Kosovo : pour qui sonne le glas ?

Alors que les discussions concernant le statut du Kosovo entrent dans une phase cruciale, une décision devrait être prise à ce sujet cet hiver, le nouveau chef de la MINUK aura la lourde tâche de préparer la fin de la mission onusienne et d’aménager une présence internationale future, très probablement placée sous la responsabilité de l’Union européenne. Dans ce contexte, une brève mise en perspective s’impose.

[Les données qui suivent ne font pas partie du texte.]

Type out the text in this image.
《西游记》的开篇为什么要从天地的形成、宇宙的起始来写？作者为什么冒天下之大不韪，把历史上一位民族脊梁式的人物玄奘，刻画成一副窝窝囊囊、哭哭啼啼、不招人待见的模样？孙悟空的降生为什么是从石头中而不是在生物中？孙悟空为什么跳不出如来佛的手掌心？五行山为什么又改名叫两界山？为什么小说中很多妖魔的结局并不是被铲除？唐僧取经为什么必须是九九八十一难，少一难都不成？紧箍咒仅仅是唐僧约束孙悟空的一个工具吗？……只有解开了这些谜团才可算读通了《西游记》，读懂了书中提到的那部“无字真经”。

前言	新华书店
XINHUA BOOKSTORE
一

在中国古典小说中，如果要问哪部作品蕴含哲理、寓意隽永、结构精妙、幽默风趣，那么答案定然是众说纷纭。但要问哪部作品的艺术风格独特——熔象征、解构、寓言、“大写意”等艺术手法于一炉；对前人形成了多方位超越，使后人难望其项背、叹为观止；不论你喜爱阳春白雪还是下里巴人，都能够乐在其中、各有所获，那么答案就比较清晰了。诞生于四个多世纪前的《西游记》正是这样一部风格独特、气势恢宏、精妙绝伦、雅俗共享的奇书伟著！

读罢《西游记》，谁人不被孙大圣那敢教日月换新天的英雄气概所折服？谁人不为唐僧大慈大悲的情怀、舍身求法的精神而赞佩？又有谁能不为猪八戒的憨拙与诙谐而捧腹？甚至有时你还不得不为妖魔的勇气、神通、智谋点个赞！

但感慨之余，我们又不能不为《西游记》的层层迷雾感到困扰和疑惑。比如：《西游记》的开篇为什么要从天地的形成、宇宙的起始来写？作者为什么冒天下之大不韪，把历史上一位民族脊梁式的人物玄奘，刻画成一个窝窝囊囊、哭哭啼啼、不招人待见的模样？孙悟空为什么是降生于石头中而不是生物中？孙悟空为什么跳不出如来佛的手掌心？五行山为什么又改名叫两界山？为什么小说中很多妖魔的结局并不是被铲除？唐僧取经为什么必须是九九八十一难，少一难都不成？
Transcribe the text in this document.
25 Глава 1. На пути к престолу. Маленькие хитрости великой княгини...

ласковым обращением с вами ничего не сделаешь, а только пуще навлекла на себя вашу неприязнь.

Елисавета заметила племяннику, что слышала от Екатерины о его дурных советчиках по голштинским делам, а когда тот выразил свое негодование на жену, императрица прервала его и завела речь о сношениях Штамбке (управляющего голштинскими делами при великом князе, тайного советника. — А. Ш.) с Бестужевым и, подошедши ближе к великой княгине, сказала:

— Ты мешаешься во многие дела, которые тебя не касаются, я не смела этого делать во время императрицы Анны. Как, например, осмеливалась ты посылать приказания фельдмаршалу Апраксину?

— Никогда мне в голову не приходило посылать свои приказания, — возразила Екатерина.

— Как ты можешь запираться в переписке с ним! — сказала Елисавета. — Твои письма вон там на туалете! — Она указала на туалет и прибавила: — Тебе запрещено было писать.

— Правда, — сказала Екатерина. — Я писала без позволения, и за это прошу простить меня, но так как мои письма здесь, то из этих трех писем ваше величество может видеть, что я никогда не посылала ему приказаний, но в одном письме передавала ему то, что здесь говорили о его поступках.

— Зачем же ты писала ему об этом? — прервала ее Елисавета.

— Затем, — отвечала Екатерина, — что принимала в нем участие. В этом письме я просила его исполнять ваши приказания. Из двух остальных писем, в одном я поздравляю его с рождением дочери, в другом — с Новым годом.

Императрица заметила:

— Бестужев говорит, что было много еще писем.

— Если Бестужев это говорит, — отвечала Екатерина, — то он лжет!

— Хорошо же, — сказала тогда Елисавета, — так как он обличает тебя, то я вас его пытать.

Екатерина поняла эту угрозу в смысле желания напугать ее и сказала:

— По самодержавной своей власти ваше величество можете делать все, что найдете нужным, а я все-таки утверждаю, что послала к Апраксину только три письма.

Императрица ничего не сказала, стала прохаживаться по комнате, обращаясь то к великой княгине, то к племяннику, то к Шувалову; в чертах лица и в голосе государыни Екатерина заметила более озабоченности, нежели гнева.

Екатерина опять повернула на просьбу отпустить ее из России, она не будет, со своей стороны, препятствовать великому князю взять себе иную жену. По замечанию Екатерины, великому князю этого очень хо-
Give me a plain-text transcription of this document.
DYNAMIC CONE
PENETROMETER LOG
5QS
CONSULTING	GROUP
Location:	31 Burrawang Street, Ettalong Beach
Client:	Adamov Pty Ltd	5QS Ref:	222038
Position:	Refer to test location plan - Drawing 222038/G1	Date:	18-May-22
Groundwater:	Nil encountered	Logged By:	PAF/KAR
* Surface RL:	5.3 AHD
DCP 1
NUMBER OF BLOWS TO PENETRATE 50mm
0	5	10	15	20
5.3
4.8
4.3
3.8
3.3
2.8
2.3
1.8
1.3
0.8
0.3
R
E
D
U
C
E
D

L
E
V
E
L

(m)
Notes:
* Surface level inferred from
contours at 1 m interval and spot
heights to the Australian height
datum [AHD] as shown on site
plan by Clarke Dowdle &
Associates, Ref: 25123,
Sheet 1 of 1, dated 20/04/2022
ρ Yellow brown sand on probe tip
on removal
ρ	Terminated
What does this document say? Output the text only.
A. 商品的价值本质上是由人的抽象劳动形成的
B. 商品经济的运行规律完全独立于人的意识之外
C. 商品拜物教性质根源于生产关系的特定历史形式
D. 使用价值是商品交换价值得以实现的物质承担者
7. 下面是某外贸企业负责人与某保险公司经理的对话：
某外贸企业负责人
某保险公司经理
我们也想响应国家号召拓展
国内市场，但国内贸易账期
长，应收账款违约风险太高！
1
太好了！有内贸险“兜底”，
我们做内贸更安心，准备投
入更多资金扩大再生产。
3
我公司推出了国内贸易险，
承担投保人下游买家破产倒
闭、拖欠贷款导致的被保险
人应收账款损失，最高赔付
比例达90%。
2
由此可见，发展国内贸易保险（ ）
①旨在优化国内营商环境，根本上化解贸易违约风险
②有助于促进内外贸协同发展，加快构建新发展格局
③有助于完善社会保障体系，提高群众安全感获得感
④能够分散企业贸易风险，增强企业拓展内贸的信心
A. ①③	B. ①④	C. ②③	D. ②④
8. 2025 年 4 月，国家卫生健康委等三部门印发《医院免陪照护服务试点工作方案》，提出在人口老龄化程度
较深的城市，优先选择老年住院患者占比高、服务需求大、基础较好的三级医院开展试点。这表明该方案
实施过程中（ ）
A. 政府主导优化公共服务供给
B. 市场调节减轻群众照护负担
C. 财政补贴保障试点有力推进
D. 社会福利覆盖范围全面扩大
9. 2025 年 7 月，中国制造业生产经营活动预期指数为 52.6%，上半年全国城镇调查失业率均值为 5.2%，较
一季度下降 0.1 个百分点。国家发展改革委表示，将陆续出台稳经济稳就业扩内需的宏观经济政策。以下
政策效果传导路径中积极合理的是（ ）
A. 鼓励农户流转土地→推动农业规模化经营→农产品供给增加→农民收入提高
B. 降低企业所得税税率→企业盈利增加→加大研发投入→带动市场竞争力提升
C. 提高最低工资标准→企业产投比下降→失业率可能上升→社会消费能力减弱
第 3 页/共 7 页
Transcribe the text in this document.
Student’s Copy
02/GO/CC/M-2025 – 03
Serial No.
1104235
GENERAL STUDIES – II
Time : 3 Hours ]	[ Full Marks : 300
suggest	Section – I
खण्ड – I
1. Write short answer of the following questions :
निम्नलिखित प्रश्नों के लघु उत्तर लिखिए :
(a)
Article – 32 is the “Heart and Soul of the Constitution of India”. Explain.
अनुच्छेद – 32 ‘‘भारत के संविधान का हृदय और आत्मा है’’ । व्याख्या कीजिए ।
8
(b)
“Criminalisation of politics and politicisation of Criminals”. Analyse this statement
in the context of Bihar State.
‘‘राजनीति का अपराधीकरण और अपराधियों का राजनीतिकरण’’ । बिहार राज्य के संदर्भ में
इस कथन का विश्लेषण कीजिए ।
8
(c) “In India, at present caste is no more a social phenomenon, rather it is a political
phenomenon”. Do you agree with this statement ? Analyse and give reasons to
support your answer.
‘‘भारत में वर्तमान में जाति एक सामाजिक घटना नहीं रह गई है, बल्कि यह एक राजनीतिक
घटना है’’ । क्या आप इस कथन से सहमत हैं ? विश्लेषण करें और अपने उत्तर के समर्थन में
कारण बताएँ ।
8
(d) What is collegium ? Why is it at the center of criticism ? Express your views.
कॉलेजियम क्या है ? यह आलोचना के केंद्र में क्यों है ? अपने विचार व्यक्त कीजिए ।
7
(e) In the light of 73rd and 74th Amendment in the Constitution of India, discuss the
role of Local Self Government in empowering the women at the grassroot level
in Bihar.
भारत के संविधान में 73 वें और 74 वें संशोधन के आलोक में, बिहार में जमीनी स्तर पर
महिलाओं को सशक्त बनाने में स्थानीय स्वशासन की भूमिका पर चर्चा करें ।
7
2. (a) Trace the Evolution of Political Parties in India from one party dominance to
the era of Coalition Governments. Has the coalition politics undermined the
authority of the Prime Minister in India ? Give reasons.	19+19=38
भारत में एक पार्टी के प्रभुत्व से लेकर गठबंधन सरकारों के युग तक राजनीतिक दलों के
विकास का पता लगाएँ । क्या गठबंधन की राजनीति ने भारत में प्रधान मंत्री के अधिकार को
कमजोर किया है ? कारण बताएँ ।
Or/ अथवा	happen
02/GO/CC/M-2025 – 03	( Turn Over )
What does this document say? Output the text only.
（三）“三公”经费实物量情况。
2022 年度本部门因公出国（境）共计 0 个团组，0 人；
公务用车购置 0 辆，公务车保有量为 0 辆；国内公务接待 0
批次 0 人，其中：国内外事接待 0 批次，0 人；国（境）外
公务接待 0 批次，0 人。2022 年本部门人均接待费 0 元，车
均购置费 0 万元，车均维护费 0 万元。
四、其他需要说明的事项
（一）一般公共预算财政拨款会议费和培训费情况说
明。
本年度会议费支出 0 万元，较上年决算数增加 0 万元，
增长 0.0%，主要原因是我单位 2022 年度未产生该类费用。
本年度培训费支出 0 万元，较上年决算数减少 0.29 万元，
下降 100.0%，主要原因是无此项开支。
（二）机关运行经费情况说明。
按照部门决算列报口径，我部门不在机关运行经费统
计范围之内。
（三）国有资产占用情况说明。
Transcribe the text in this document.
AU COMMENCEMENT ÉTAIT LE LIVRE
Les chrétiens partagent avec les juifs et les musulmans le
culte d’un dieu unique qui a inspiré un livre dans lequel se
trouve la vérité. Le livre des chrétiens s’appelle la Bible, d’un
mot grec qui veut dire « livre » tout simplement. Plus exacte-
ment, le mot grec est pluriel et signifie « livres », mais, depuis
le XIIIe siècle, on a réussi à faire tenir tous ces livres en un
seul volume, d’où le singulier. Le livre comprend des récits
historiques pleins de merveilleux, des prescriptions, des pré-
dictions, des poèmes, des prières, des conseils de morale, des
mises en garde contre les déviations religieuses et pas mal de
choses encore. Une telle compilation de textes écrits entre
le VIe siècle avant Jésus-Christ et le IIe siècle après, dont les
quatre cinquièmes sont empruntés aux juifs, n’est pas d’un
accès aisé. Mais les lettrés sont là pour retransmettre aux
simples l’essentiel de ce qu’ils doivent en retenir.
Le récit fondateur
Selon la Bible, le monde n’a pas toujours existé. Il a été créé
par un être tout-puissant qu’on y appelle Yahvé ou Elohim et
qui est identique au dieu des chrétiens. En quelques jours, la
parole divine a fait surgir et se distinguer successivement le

Par Christophe Solioz [1] Le diplomate allemand Joachim Rücker deviendra le 1er septembre 2006 le septième envoyé spécial du Secrétaire général de l’ONU au Kosovo et chef de la Mission d’administration intérimaire des Nations Unies au Kosovo (MINUK), c’est le deuxième Allemand à occuper cette charge, après Michael Steiner. Après l’échec des pourparlers de Rambouillet et une ultime tentative de négociation entre l’émissaire américain Richard Holbrooke et Slobodan Milosevic, les frappes aériennes de l’OTAN commencent le 24 mars 1999 pour prendre fin le 10 juin 1999. N’ayant pas reçu le blanc sein de l’ONU, les bases juridiques de cette intervention sont encore (...)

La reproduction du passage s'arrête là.